For those who voted for the winners – conjubilant – (jubilant or rejoicing together). This word may be used in conjunction with, or in lieu of, congaudence (which also means ‘rejoicing together’). I’m rather fond of the word gratulation, which the OED defines as ‘a feeling of gratification, joy, or exultation; rejoicing in heart’ but also includes a note that states that it implies self-congratulation upon some good fortune.
For those who were voting against the losing party rather than for the winning one I would like to point out that one of the lesser-known definitions of the relatively common word malign (as an adjective) is ‘desiring or rejoicing in the suffering of other’.

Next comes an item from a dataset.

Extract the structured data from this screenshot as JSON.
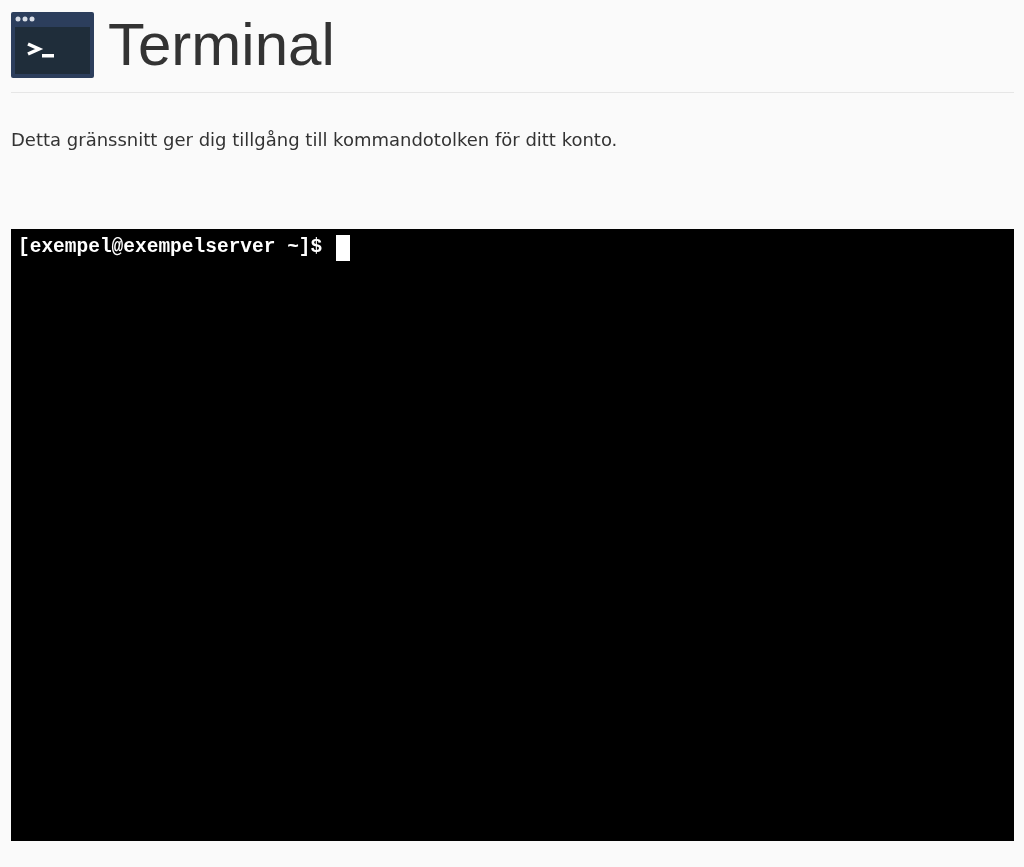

For those on the losing side I would proffer words of descriptive capability rather than palliatives, and the OED is swimming with words to describe misfortune and turns of life gone awry. Should you care to take a break from recapping the election I would suggest that you turn to the advanced search page of the online OED and spend some time browsing. In just a minute you can enter a variety of words into the three search boxes there, words such as unhappy, misfortune, and bad, and the computer will spit back at you a plethora of electoral terms to suit your state. Words such as infelicitate (to render unhappy), unhap (to bring misfortune), and abjective (tending to demoralize).
And maybe I’m wrong that everyone has a strong feeling one way or another about the election, and there is in fact a large number of people who are not feeling much of anything today – people for whom these words are all quite superfluous. If you do happen to fall into this camp, than I have but one word left for you – you are all indifferentists (those who profess or practice indifference, neutrality, or unconcern).